Arvis Christophe - mardi 23 mars 2004
Le premier et sinistre bilan que nous pouvons tirer des événements récents en Espagne est que le véritable vainqueur des élections législatives - pourtant démocratiques - n’est sans doute pas le PSOE, mais bel et bien le mouvement terroriste Al-Kaïda. Une simple action meurtrière aura suffit pour bouleverser en quelques jours - voire quelques heures - la vie politique et la société espagnoles.
Par une seule action terroriste le mouvement islamiste de Ben Laden aura atteint tous ses objectifs : tuer quasi simultanément un nombre important de victimes civiles ; traumatiser toute une opinion publique ; déstabiliser la vie démocratique ; destituer un des « impies » qui s’est fourvoyé en soutenant l’intervention du « grand Satan » en Irak ; arriver à un retrait rapide des troupes espagnoles en Irak ; créer une brèche irréversible dans la coalition élaborée par la stratégie américaine ; secouer tous les pays européens et surtout tous ceux qui ont participé à la guerre contre le régime baassiste ; ébranler encore plus George W. Bush à l’approche des élections présidentielles américaines.
Le nouveau premier ministre espagnol, José Luis Rodriguez Zapatero, a annoncé une première mesure qui sonne symboliquement comme une capitulation sans conditions, que : « les troupes espagnoles déployées en Irak vont rentrer à la maison ».
Les néo-conservateurs avaient imaginé un tout autre scénario : celui d’un monde arabo- musulman pacifié, faisant la découverte de son propre « siècle des Lumières » grâce à un effet de levier stratégique important : un Irak faisant l’expérience de la démocratie, de la liberté d’expression et d’association, et d’une prospérité économique retrouvée.
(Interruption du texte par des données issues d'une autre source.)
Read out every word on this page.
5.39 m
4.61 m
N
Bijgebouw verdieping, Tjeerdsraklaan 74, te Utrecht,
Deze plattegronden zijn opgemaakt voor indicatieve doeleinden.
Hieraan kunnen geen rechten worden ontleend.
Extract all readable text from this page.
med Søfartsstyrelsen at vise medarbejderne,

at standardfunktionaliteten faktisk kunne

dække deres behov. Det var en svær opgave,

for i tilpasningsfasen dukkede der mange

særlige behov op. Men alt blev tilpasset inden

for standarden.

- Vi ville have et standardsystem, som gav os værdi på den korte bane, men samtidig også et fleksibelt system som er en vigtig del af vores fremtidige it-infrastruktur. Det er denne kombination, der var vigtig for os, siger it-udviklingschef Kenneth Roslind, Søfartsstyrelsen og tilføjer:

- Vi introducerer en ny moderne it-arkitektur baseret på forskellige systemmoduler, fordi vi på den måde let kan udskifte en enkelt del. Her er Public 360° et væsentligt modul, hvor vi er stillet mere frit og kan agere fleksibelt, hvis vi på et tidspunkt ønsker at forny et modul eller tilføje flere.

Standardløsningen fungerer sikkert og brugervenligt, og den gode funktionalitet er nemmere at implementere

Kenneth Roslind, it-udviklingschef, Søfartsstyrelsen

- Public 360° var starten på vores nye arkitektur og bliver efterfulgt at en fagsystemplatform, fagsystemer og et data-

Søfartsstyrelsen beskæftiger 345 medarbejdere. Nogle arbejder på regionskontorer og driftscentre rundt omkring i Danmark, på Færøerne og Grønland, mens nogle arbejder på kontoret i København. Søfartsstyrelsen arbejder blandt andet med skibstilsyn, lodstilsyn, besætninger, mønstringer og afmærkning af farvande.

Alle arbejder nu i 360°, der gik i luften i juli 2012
Première pièce d’un jeu de dominos politique, l’Irak devait ouvrir la voie à ses voisins et surtout aux opinions publiques arabes prises entre l’autoritarisme de leurs régimes et le fondamentalisme qui germe sur le mécontentement populaire.
Cette idée, cette utopie, supposait une politique convergente des nations démocratiques. Or désormais, un des acteurs majeurs de cette politique va faire défaut.
On peut même craindre un scénario inverse. Un jeu de dominos aux mains des terroristes où l’Espagne ne serait que la première pièce sur la scène européenne. La redoutable efficacité de la tentative de déstabilisation de l’Espagne ne peut que conforter ses auteurs pour la suite, tant ils ont bien perçu toutes les failles et les faiblesses des démocraties.
Les soldats d’Allah peuvent ainsi s’imaginer que toutes les autres pièces de l’Occident décadent tomberont comme la première, par les mêmes moyens utilisés à Madrid ou tout simplement par les réactions politiques qui, sous les pressions populaires, veilleront à ne plus intervenir sur la terre d’Islam, à faire profil bas devant les groupes terroristes et les États qui les soutiennent, de peur de réveiller à nouveau la haine des soldats de la terreur. Et les gouvernements apeurés chanteront alors à mi-voix une comptine pour enfants pour se rassurer et pour ne pas réveiller le dragon que l’on croit endormi.